Not: 134- "Kuzey Kafkasya özerk cumhuriyetlerinin önde gelen tarihçilerinin bu makaleye ortak imza koymaları yalın bir raslantı değildir... Bu yoruma resmi damga 30 Eylül 1982'de, S.B. Komünist Partisi Merkez Komitesi, Yüksek Sovyet'in Prezidyumu ve SSCB Bakanlar Kurulu ortaklaşa: "Çeçen-İnguş Cumhuriyeti'nin 16. kuruluş yıldönümü ve çeçeno-inguşetiya'nın Rus İmparatorluğu'na gönüllü katılımının 200. yıldönümünde cumhuriyetin işçilerine, kolhoz mensuplarına, aydınlarına ve emekçi kitlelerine en sıcak kutlamalarını ilettiğinde" vuruldu. Pravda 1 Ekim 1982." (Gammer, s. 75, 76)

*

Sovyetler 1982'de böyle karar veriyor, ama 1989'a gelindiğinde bambaşka bir görünüm ortaya çıkıyor.

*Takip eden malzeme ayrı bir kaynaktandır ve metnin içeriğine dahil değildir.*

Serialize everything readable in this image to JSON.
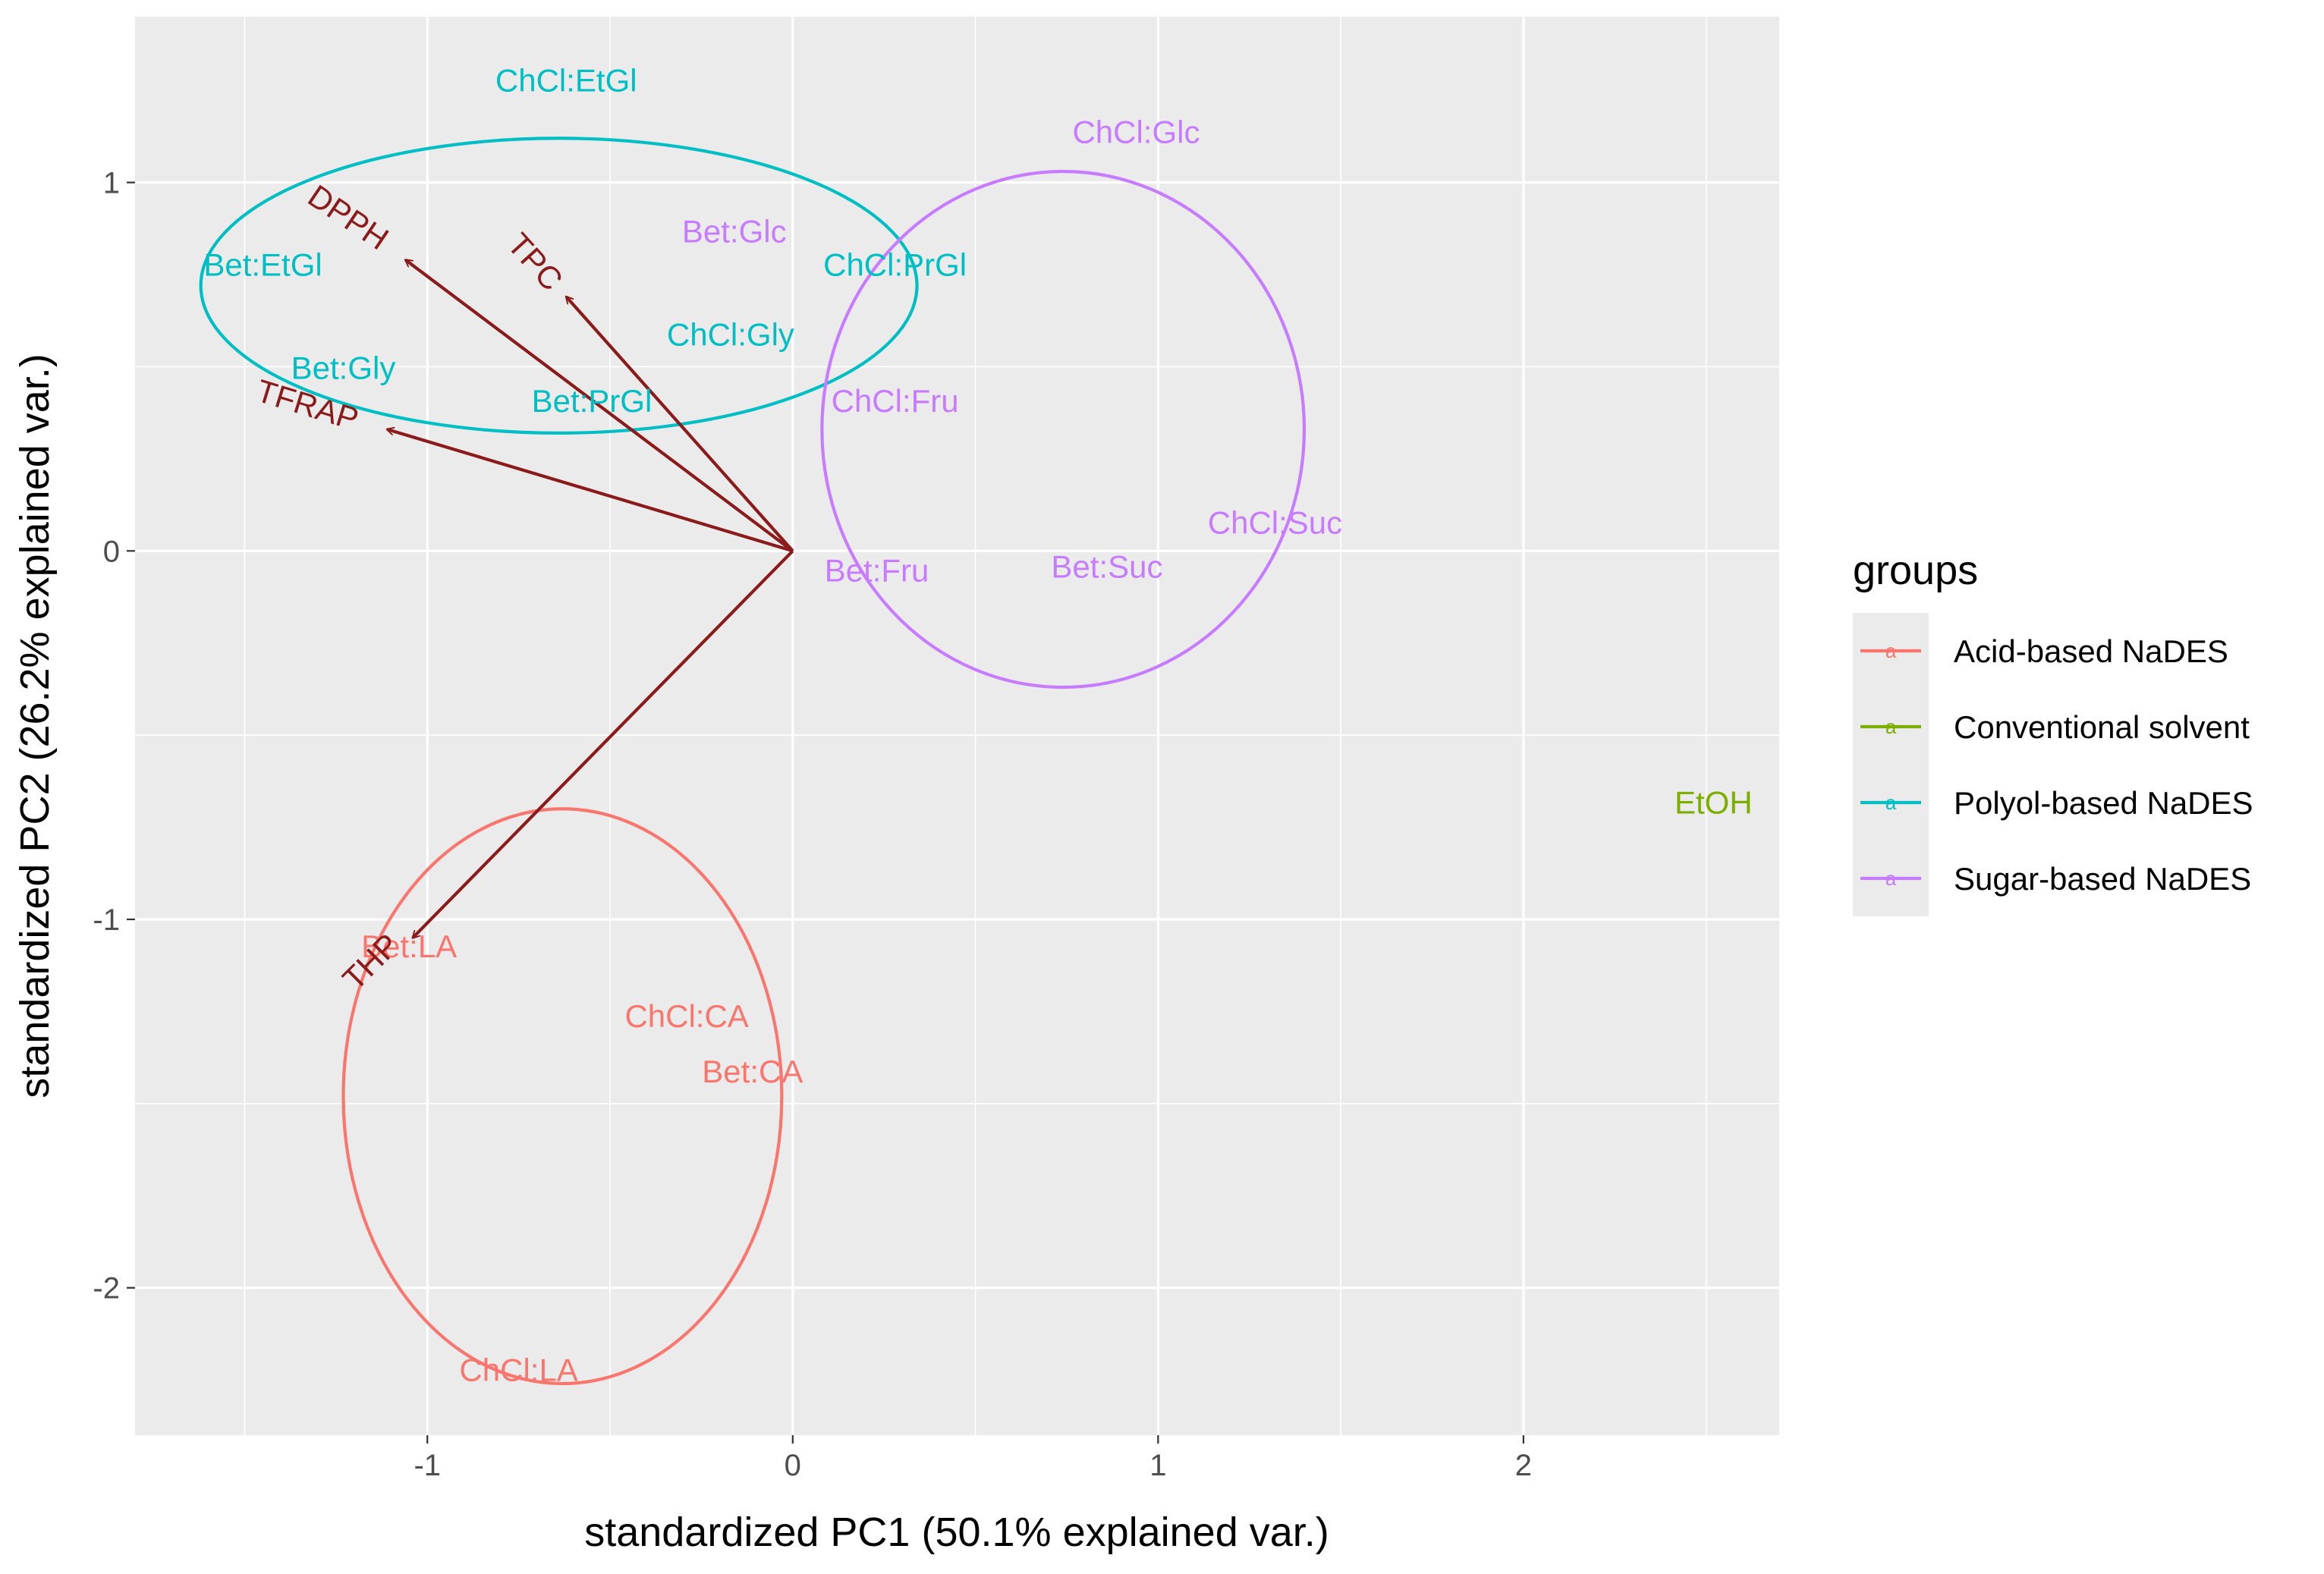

Mahaçkale'de Haziran 1989'da "toplanan tümüyle Sovyetler Birliği katılımlı bir" başka konferansın sonucunun bir bölümü şöyle ifade ediliyor: 

"Çeçenya ve Dağıstan'ın 1820-1850'lerdeki savaşımı baba topraklarımızın tarihinin ayrılmaz bir parçası, Kafkas halklarının geçmişinin kahraman ve dramatik sayfalarından birisidir. Yaşadığımız bu güne değin bu çok-uluslu bölgenin yazgıları konusunda en önemli rolü oynayan, bütüncül, gerçekleri temel alan, saf bilimsel bir kavrayış yayınlanmamıştır. Bu büyük ölçüde Kuzey Kafkasya'da Sovyet yönetiminin kurulmasıyla başlayan tarihçiliğindeki gelişmeye iki kez terbiyesizce müdahale edilmiş oluşu ile açıklanabilir./ İlk müdahale Stalin hayranlığının zirveye eriştiği (kişiye tapma...) dönemde olmuştur. Ancak 1956'daki iki konferans bunu "... halkçı bir kurtuluş hareketiydi" diye karar vererek onarmıştır. İkinci müdahale "gönüllü ilhaklar" ve "birleşmeler" ardı ardına jübilelerle kutlanırken, bu halkların geçmişinin nesnel ve uzmanca araştırılmasına uygun olmayan bir ortam yaratıldığında, "durgunluk döneminde" olmuştur. İlgisiz ve yasaklanmış sayılan konular arasında ulusal kurtuluş hareketleri sorunu da vardı./ Bildiri şöyle devam ediyordu: "Bu konferans... araştırılması konusunda yeni bir niteliksel dönem başlatmaktadır..." Sonuçta "bir dizi sorunun daha ileri, derin ve daha güdülenmiş olarak çözümleme gerektirdiği" ve karmaşıklığı ve çelişkileri dikkate alınarak hareketin "yorumlanmasında sınıf ölçütleri" kullanılması dile getirilmiş ve "hareketle ilgili kaynakların yayınlanması amacıyla kesin bir açılma/genişleme çağrısı" yapılmasına karar verilmiştir. "Konferansın en önemli kararı... Şamil'in hareketini araştırmak için ana eşgüdüm merkezi yapılması konusundadır." (Gammer, s. 46-57)

*

Bu duruma göre 1982'de çok kesin ifadelerle dile getirilen Kafkasya tarihinin hikayesi konusunda 1989'a gelindiğinde tutarlı bir anlatım bulunmamakta ve hala konu hakkında araştırma yapılmasının yöntemi konuşulmaktadır.

Hazin değil mi?

"Koskoca" Sovyetler böyle imiş!

Ne demeli?

*

Böyle kıymetli bir çalışmayı hazırlayan eser sahibinin yanısıra bu eseri Türkçeye kazandıran Şamil Vakfı'na ve emeği geçen herkese tebrik ve teşekkürler.